PALEOCEANOGRAPHIC AND PALEOCLIMATIC CONTROLS ON SILICEOUS VS. CARBONATE BENTHOS, SKELETAL MINERALOGY, AND EOGENESIS IN THE PHOSPHORIA ROCK COMPLEX OF THE BIGHORN BASIN, WYOMING, USA

The Phosphoria Rock Complex accumulated in a western Pangean epicontinental sea during the middle Permian, following the acme of the Late Paleozoic Ice Age and the aridification of western tropical Pangea. Within the group, the presence, composition, and eogenesis of carbonate benthos record systematic variation caused by changing paleoceanography and influence of adjacent continental climate. These variations are both lateral and stratigraphic in extent. In the well-preserved Ervay cycle, thin basal phosphorites are overlain by cherty siliciclastics and carbonates with widespread siliceous spicules interpreted to record the landward migration of a biogenic silica factory during transgression. Redox and nutrient levels were such that carbonate factories were suppressed; instead, siliceous sponges dominated. Subsequently, oceanographic conditions became conducive for carbonate production. The most basinward facies are brachiopod-bryozoan carbonates with widespread authigenic cementation and replacement by phosphate, glauconite, and chert.

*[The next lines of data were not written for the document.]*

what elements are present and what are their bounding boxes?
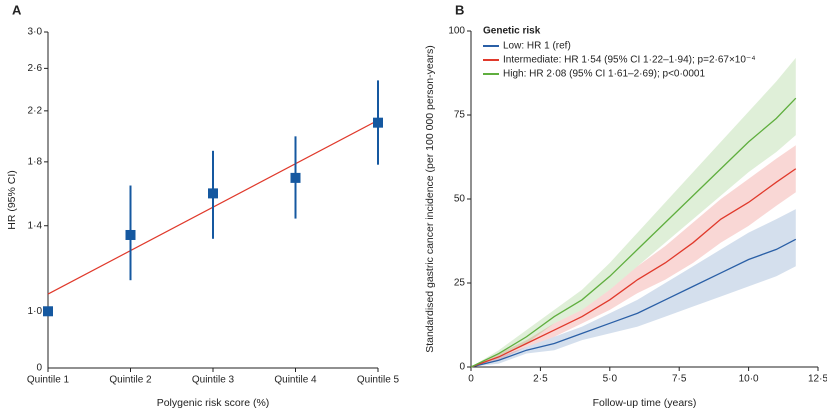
panel-label: B bbox=[455, 2, 464, 17]
line bbox=[470, 238, 797, 368]
y-tick-label: 2·6 bbox=[28, 63, 43, 74]
x-tick-label: 5·0 bbox=[603, 374, 618, 385]
point bbox=[373, 117, 383, 128]
x-tick-label: 0 bbox=[468, 374, 474, 385]
y-tick-label: 3·0 bbox=[28, 27, 43, 38]
x-axis-title: Follow-up time (years) bbox=[593, 397, 697, 409]
y-tick-label: 25 bbox=[454, 278, 466, 289]
y-tick-label: 0 bbox=[459, 362, 465, 373]
legend-title: Genetic risk bbox=[483, 26, 541, 37]
panel-label: A bbox=[12, 2, 22, 17]
x-tick-label: Quintile 2 bbox=[109, 375, 152, 386]
x-tick-label: 7·5 bbox=[672, 374, 687, 385]
y-tick-label: 2·2 bbox=[28, 105, 43, 116]
legend-label: Low: HR 1 (ref) bbox=[503, 41, 571, 52]
y-tick-label: 50 bbox=[454, 194, 466, 205]
y-tick-label: 75 bbox=[454, 110, 466, 121]
x-axis-title: Polygenic risk score (%) bbox=[157, 397, 270, 409]
x-tick-label: Quintile 1 bbox=[27, 375, 70, 386]
y-tick-label: 1·8 bbox=[28, 156, 43, 167]
x-tick-label: 10·0 bbox=[739, 374, 759, 385]
point bbox=[290, 172, 301, 183]
line bbox=[470, 168, 797, 368]
y-origin-label: 0 bbox=[36, 363, 42, 374]
x-tick-label: 12·5 bbox=[808, 374, 827, 385]
y-tick-label: 1·0 bbox=[28, 306, 43, 317]
y-axis-title: HR (95% CI) bbox=[6, 170, 18, 230]
y-axis-title: Standardised gastric cancer incidence (p… bbox=[424, 45, 436, 353]
x-tick-label: Quintile 3 bbox=[192, 375, 235, 386]
point bbox=[208, 188, 218, 199]
line bbox=[470, 97, 797, 368]
legend-label: High: HR 2·08 (95% CI 1·61–2·69); p<0·00… bbox=[503, 69, 705, 80]
ci-band bbox=[471, 209, 796, 367]
point bbox=[125, 229, 136, 240]
x-tick-label: Quintile 5 bbox=[357, 375, 400, 386]
y-tick-label: 100 bbox=[448, 26, 465, 37]
y-tick-label: 1·4 bbox=[28, 220, 43, 231]
x-tick-label: Quintile 4 bbox=[274, 375, 317, 386]
legend-label: Intermediate: HR 1·54 (95% CI 1·22–1·94)… bbox=[503, 55, 756, 66]
point bbox=[43, 306, 53, 317]
x-tick-label: 2·5 bbox=[533, 374, 548, 385]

Landward, calcitic heterozoan deposits lacking authigenic minerals transition to aragonitic molluscan facies and peritidal carbonates. Supratidal to terrestrial aeolian silt and evaporitic salinas of the western Pangean desert bordered the sea. The carbonate facies are evidence of variance in water temperature, nutrient content, salinity, and carbonate saturation state caused by the interaction of cool, mesotrophic waters further offshore with the hot and arid western Pangean desert. The carbonate facies distributions are a direct reflection of the presence of thermo- and chemoclines. Eogenetic alteration was also directly related to the paleoceanography. Offshore, mesotrophic conditions led to widespread intraskeletal cementation by authigenic minerals. The arid and hot continental climate caused warmer and more saline shallow water, which favored aragonitic biota, marine carbonate cementation and penecontemporaneous dolomitization. Relative-sea-level fluctuations also systematically contribute to the oceanographic and facies variability. These deposits allow reconstruction of the interaction of the late Paleozoic climate with regional oceanography and their control on the resulting carbonate and bioelemental deposits.